Watanabe lost four pounds in the first month and kept losing similar amounts each month until he lost a total of 38 pounds in less than one year.
“I did not know losing weight could be this easy,” Watanabe said. “So, I just wanted to share this with other people.”
That was when he put the banana diet information on mixi, the largest social networking service in Japan, where registered users can access information both from computers and cell phones. “I did not know so many people would show an interest.
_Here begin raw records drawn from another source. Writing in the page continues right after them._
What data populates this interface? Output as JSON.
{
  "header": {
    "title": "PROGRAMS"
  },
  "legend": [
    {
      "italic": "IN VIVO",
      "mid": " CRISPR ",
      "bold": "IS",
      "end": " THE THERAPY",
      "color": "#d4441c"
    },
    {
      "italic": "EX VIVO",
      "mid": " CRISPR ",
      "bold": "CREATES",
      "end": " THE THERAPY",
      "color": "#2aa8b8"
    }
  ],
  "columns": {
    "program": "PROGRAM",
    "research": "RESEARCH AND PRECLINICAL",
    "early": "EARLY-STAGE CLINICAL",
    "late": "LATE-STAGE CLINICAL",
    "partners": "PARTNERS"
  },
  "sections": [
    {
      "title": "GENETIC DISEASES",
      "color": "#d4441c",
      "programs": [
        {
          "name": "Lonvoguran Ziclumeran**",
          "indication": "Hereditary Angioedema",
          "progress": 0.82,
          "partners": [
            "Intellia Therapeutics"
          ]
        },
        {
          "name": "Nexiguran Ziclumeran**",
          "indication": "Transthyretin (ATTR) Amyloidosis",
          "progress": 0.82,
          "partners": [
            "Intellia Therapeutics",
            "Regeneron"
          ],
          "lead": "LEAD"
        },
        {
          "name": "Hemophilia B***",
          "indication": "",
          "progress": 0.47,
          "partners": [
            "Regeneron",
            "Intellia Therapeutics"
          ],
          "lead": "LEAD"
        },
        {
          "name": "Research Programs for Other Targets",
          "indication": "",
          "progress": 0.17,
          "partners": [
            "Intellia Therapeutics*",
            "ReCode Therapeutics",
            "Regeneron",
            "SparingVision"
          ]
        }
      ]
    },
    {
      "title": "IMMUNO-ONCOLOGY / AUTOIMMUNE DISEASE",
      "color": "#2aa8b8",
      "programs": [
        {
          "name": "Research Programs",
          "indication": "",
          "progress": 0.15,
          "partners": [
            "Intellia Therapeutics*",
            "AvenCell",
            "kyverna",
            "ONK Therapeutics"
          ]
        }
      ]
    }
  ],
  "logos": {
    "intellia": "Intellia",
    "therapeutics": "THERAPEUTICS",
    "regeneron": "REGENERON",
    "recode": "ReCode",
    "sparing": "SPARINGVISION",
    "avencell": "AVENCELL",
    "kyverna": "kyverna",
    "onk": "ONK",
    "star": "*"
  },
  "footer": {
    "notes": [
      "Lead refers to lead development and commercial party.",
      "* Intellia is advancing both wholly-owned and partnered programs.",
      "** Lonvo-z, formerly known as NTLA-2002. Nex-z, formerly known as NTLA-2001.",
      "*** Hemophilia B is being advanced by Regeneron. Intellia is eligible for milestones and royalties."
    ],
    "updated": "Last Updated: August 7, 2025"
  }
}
The response was just overwhelming.”
Watanabe certainly did not mean to create a banana shortage all over Japan, but that is exactly what the nation experienced.
Akihiro Takenaka, a produce manager of a Tokyo supermarket, Ozeki, said the demands for bananas are still high and the supply simply cannot catch up.
More people are starting to realize that digestive health and “gut bacteria” can help you lose weight. This could the reason people are losing weight by eating green bananas.
Resistant starch is a complex carb that has fiber-like properties.
It escapes digestion in the small intestine and ends up reaching the large intestine, where it feeds the friendly bacteria that reside there.
Feeding these bacteria is a good thing. They produce short-chain fats, which contribute to digestive health and have beneficial effects on metabolism.
Before it ripens, a banana is almost entirely starch, which composes up to 70–80% of its dry weight. A large part of this starch is resistant starch.
As the banana ripens, the amount of starch and resistant starch decreases and is converted into sugars.
What’s so Great About Digestive-Resistant Starch?
Fiber is typically classified as either soluble or insoluble. However, from a health standpoint, the fermentability of the fiber is what’s really important. Digestive-resistant starches are low-viscous fibers that resist digestion in the small intestine and slowly ferment in your large intestine.
Here, resistant starches act as prebiotics, feeding healthy bacteria. Due to their slow fermentation, they won’t make you gassy. They also add significant bulk to your stools, and help you maintain regular bowel movements.
Best of all, since they’re indigestible, resistant starches do not result in blood sugar spikes. In fact, research suggests resistant starches help improve insulin regulation, reducing your risk of insulin resistance.
If you’re looking for a food to start your day with that’s low calorie, won’t spike your blood sugar, and can help you lose weight, try a green banana. They’re also super cheap!